For sure I believe you. But as I said, one may get lucky... Both ECM and P-1 have the bad habit of missing small factors because they are not smooth enough... We all like to play lottery from time to time, even if we know that probabilistically, it is fallacious...

[Dr Sardonicus]

Quote:

Originally Posted by R. Gerbicz

For a proof that p==1 mod n is true see for example http://www.maths.lancs.ac.uk/jameson/cyp.pdf the 11th page.
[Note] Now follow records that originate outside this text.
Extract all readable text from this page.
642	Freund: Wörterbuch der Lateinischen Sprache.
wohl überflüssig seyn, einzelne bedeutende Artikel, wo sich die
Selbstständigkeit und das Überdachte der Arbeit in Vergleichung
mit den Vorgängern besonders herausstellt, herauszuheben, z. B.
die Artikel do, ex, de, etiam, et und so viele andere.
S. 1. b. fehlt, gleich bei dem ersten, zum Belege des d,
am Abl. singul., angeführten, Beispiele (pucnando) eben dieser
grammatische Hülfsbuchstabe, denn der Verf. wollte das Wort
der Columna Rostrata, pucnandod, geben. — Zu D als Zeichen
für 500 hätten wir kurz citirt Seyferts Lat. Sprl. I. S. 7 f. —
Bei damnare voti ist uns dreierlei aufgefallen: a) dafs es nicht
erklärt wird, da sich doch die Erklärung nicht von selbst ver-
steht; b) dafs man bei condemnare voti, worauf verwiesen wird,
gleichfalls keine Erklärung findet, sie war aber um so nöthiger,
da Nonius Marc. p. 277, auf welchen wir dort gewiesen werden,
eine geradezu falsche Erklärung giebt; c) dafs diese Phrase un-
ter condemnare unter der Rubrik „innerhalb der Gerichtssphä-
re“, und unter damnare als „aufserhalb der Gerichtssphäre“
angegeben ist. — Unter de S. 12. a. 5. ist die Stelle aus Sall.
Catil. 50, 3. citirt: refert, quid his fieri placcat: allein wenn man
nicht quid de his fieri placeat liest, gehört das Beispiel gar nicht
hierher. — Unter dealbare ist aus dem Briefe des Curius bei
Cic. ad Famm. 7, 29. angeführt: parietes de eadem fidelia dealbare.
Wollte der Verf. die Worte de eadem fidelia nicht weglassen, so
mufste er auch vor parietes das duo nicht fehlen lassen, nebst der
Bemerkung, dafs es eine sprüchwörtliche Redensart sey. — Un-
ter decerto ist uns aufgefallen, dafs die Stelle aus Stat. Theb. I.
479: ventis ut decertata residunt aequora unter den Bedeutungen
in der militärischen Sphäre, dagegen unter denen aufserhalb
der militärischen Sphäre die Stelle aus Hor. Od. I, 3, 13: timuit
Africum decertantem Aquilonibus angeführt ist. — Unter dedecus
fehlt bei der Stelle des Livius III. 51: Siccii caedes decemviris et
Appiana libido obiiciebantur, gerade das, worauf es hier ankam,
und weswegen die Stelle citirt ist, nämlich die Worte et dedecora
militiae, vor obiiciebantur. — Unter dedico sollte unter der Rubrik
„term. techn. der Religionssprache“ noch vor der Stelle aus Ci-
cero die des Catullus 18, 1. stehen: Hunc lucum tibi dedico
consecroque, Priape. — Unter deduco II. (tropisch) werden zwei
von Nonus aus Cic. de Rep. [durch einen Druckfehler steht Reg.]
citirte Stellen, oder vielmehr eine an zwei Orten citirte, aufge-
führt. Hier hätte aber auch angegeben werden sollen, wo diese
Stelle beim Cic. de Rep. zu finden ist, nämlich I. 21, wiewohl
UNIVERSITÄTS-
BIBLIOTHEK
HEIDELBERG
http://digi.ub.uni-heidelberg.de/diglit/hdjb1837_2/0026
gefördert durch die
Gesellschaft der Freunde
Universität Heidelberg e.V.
Sweet! I downloaded it as a handy reference. Thanks for posting the link.

[GP2]

Quote:

Originally Posted by LaurV

For sure I believe you. But as I said, one may get lucky... Both ECM and P-1 have the bad habit of missing small factors because they are not smooth enough... We all like to play lottery from time to time, even if we know that probabilistically, it is fallacious...

That's true of P−1, but I've seen ECM find very non-smooth factors, sometimes even with prime k.

[LaurV]

They are still "smooth" in their own "elliptic" way. Otherwise ECM would find all factors in order, no skip, no miss.. Think about it!...

Both P-1 and ECM look for factors with some "special" properties. Each in its own way.